Ultimately, your preferences determine which approach your surgeon takes.
Minimally Invasive Surgical Options
In minimally invasive surgical procedures, we make several small incisions in your abdomen and insert a tiny, lighted telescopic camera called a laparoscope, along with specially designed surgical instruments that a surgeon uses to perform the operation.
When you have minimally invasive surgery, you’re likely to have less discomfort after the procedure and a faster recovery than with a traditional open surgical approach, in which incisions are larger and more extensive. Many men who have their prostates removed in a minimally invasive operation are able to return home the following day.
We offer two types of minimally invasive surgery.
Many of our surgeons use robot-assisted laparoscopic prostatectomy. This sophisticated surgical tool offers much finer precision than is possible with any other surgical technique.
Using a device called the da Vinci® Surgical System, a surgeon performs the operation while seated at a console that has a viewing screen as well as hand, finger, and foot controls. The screen projects a three-dimensional image, magnified tenfold, of the prostate and the surrounding area. This allows the surgeon to view the surgical site in exquisite detail. The robot then translates the surgeon’s hand, wrist, and finger movements into real-time movements of the instruments inside the patient.
In laparoscopic radical prostatectomy, a surgeon inserts a laparoscope through a small incision in the abdomen. The camera projects a magnified, high-definition image of the surgical area on a screen. Using the projected image as a guide, the surgeon removes the prostate, seminal vesicles, and lymph nodes with specialized surgical instruments.
Salvage Radical Prostatectomy
Many men with localized prostate cancer choose radiation therapy for their initial treatment. However, a rising PSA level and a positive prostate biopsy after radiation therapy may indicate that your cancer hasn’t been completely eliminated or that it has returned.

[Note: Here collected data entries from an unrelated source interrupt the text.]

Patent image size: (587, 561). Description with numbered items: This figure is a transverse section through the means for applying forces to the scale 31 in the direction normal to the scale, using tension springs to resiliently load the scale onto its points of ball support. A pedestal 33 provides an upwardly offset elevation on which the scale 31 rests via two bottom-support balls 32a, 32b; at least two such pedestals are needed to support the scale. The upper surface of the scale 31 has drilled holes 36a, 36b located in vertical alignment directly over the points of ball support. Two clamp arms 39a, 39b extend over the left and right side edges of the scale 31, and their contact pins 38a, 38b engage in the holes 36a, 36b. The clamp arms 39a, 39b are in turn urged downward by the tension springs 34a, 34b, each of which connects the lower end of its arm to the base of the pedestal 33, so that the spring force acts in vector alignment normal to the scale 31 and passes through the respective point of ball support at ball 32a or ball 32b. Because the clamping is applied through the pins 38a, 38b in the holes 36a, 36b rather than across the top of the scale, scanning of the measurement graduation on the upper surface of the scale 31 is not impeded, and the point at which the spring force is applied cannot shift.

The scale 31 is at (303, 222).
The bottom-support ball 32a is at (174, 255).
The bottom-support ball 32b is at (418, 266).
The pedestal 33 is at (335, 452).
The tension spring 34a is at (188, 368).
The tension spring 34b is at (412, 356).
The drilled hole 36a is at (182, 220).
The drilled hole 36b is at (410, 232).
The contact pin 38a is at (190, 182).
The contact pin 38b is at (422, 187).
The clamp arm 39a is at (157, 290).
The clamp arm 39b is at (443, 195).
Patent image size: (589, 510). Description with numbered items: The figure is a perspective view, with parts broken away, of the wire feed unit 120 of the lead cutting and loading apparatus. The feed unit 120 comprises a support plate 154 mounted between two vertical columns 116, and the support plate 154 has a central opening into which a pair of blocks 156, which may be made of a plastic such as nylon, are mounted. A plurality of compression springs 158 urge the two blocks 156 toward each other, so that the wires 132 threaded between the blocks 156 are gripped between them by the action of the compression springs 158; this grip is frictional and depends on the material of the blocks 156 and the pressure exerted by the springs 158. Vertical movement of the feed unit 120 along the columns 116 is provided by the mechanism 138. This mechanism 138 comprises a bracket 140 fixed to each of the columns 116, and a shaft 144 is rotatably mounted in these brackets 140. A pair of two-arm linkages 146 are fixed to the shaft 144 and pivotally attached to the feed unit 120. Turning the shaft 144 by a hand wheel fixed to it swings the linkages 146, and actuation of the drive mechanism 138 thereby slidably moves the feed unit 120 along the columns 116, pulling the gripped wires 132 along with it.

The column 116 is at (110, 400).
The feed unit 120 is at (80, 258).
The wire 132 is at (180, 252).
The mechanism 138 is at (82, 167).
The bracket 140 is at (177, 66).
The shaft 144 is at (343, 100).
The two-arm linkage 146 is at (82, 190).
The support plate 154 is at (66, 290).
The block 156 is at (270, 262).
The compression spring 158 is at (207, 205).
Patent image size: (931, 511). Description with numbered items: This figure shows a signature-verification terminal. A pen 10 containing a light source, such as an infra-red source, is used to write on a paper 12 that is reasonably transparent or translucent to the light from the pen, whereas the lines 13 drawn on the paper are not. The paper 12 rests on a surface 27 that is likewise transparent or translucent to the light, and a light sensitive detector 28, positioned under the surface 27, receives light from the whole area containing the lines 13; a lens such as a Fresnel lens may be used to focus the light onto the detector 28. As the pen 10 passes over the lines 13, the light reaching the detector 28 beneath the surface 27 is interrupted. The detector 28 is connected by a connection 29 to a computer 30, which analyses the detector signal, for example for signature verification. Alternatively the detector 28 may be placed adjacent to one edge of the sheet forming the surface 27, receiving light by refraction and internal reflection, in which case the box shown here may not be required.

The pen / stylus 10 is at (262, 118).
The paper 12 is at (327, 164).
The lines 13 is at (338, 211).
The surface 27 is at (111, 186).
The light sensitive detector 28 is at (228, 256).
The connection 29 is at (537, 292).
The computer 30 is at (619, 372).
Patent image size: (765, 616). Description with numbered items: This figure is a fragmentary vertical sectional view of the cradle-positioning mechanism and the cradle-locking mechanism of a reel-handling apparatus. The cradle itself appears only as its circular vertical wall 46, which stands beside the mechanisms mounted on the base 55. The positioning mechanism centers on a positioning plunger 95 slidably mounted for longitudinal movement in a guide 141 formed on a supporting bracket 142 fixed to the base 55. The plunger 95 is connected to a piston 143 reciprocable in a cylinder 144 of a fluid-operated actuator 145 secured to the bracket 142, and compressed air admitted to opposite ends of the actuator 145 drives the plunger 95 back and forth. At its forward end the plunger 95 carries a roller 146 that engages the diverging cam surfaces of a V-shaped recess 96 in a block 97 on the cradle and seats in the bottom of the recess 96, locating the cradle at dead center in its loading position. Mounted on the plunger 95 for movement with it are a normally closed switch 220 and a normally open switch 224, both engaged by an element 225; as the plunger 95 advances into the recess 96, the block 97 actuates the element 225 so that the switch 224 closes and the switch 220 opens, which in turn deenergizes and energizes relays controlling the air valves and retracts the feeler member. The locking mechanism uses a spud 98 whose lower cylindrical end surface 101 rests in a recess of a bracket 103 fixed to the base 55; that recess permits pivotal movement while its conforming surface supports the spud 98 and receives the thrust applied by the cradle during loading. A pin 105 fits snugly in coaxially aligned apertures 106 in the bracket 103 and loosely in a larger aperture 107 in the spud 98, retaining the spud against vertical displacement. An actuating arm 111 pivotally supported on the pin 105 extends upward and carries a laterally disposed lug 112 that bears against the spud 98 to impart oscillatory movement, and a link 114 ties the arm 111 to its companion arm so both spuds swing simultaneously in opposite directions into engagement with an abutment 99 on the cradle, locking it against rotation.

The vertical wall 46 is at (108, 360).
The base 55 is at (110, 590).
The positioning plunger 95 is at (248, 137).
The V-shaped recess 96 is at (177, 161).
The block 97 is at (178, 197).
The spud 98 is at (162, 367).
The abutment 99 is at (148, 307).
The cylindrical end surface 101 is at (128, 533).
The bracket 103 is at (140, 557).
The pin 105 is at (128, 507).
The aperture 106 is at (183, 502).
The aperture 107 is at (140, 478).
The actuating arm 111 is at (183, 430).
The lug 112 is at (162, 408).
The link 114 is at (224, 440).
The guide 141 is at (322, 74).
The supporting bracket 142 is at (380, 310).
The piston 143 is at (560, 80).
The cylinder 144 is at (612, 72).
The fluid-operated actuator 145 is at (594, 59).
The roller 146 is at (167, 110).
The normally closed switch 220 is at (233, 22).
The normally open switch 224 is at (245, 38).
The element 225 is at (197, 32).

Our surgeons are highly experienced in performing a procedure called salvage radical prostatectomy, which we do following radiation therapy. Salvage radical prostatectomy destroys the disease in a high proportion of men when the cancer is confined to the prostate or the tissues immediately surrounding it. This procedure has been shown to eliminate prostate cancer for ten years or more.
Salvage radical prostatectomy can be more technically challenging than a radical prostatectomy that is performed when the cancer is first diagnosed and before radiation therapy has been given because of the effects of radiation on the prostate gland.